RHO: Your Coding Agent is Secretly a Roboticist
2026-06-15 • Robotics
Robotics
AI summaryⓘ
The authors propose a new method called Robotics Harness Optimization (RHO) to improve how large language models (LLMs) generate robot control code. Instead of generating code step-by-step during robot operation, RHO trains models to create multi-file policy repositories that connect different robotic skills ahead of time, using feedback from task success rather than demonstrations. This approach performs much better in various robotic tasks compared to previous methods, achieving higher success rates and faster execution without needing ongoing code fixes during deployment. The authors tested RHO on different benchmarks and found it significantly improved robot control efficiency and effectiveness.

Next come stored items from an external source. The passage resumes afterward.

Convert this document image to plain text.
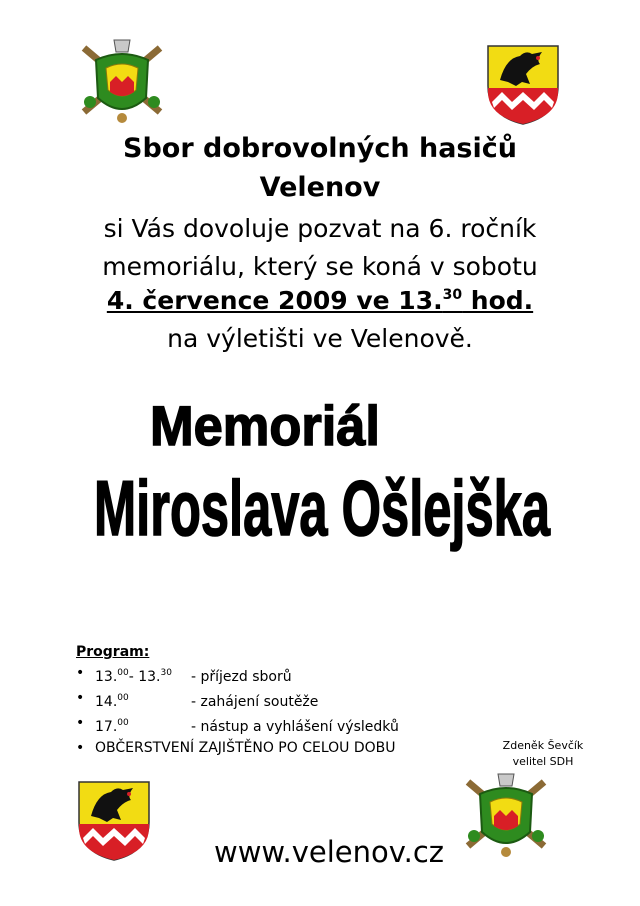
Sbor dobrovolných hasičů
Velenov
si Vás dovoluje pozvat na 6. ročník
memoriálu, který se koná v sobotu
4. července 2009 ve 13.30 hod.
na výletišti ve Velenově.
Memoriál
Miroslava Ošlejška
Program:
• 13.00- 13.30 - příjezd sborů
• 14.00	- zahájení soutěže
• 17.00	- nástup a vyhlášení výsledků
• OBČERSTVENÍ ZAJIŠTĚNO PO CELOU DOBU	Zdeněk Ševčík
velitel SDH
www.velenov.cz
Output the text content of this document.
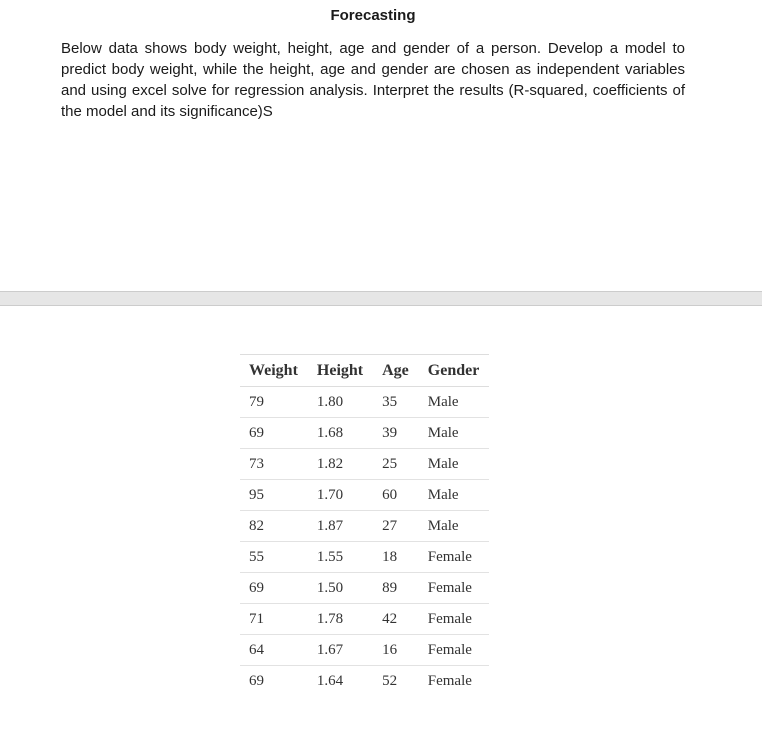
Forecasting

Below data shows body weight, height, age and gender of a person. Develop a model to predict body weight, while the height, age and gender are chosen as independent variables and using excel solve for regression analysis. Interpret the results (R-squared, coefficients of the model and its significance)S

Weight	Height	Age	Gender
79	1.80	35	Male
69	1.68	39	Male
73	1.82	25	Male
95	1.70	60	Male
82	1.87	27	Male
55	1.55	18	Female
69	1.50	89	Female
71	1.78	42	Female
64	1.67	16	Female
69	1.64	52	Female
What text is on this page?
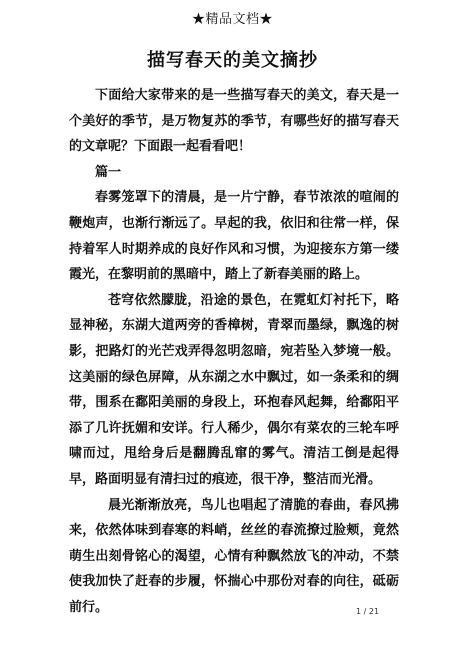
★精品文档★
描写春天的美文摘抄

下面给大家带来的是一些描写春天的美文，春天是一个美好的季节，是万物复苏的季节，有哪些好的描写春天的文章呢？下面跟一起看看吧！

篇一

春雾笼罩下的清晨，是一片宁静，春节浓浓的喧闹的鞭炮声，也渐行渐远了。早起的我，依旧和往常一样，保持着军人时期养成的良好作风和习惯，为迎接东方第一缕霞光，在黎明前的黑暗中，踏上了新春美丽的路上。

苍穹依然朦胧，沿途的景色，在霓虹灯衬托下，略显神秘，东湖大道两旁的香樟树，青翠而墨绿，飘逸的树影，把路灯的光芒戏弄得忽明忽暗，宛若坠入梦境一般。这美丽的绿色屏障，从东湖之水中飘过，如一条柔和的绸带，围系在鄱阳美丽的身段上，环抱春风起舞，给鄱阳平添了几许抚媚和安详。行人稀少，偶尔有菜农的三轮车呼啸而过，甩给身后是翻腾乱窜的雾气。清洁工倒是起得早，路面明显有清扫过的痕迹，很干净，整洁而光滑。

晨光渐渐放亮，鸟儿也唱起了清脆的春曲，春风拂来，依然体味到春寒的料峭，丝丝的春流撩过脸颊，竟然萌生出刻骨铭心的渴望，心情有种飘然放飞的冲动，不禁使我加快了赶春的步履，怀揣心中那份对春的向往，砥砺前行。	1 / 21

Large Language ModelsCode-as-PoliciesRobotics ControlNeurosymbolic PoliciesMulti-file Code RepositoriesPolicy OptimizationPick-and-Place TasksReal-time Robot ControlEnvironment Reward FeedbackRobotic Benchmarking
Authors
Karim Elmaaroufi, Justin Svegliato, Sarunas Kalade, Graham Schelle, Sanjit A. Seshia, Matei Zaharia
Abstract
Code-as-Policies (CaP) has shown that large language models (LLMs) can write code to solve robotics tasks by composing perception, planning, and control primitives. Recent CaP systems, however, rely on multi-turn code-generation loops at test time, which is often infeasible for real-time robot control. We introduce Robotics Harness Optimization (RHO), a novel paradigm in which tool-enabled coding agents, at training time, propose and search for interpretable, neurosymbolic multi-file policy repositories (Repositories-as-Policies) that compose these primitives rather than a single prompt, function, or file. RHO searches with reflective feedback from environment reward and execution rather than teleoperation demonstrations. It generalizes to perturbed pick-and-place settings like LIBERO-PRO, where OpenVLA scores 0.0% and $π_{0.5}$ averages 12.83%. Using the same low-level primitives, RHO reaches a 45.0% success rate, 2.5x higher than the strongest multi-turn agentic system, and 3.5x higher than $π_{0.5}$. On Robosuite, RHO sets a new state-of-the-art of 70.0%, exceeding the prior multi-turn record of 68.29% using single-turn execution with no corrective LLM code edits at deployment. When an LLM is used in the control loop, as on RAI's O3DE benchmark, RHO optimizes the deployed agent's multi-file harness of prompts, tools, and control code, improving held-out success from 23.5% to 44.3% with 20% less wall-clock time and 27% fewer tool calls.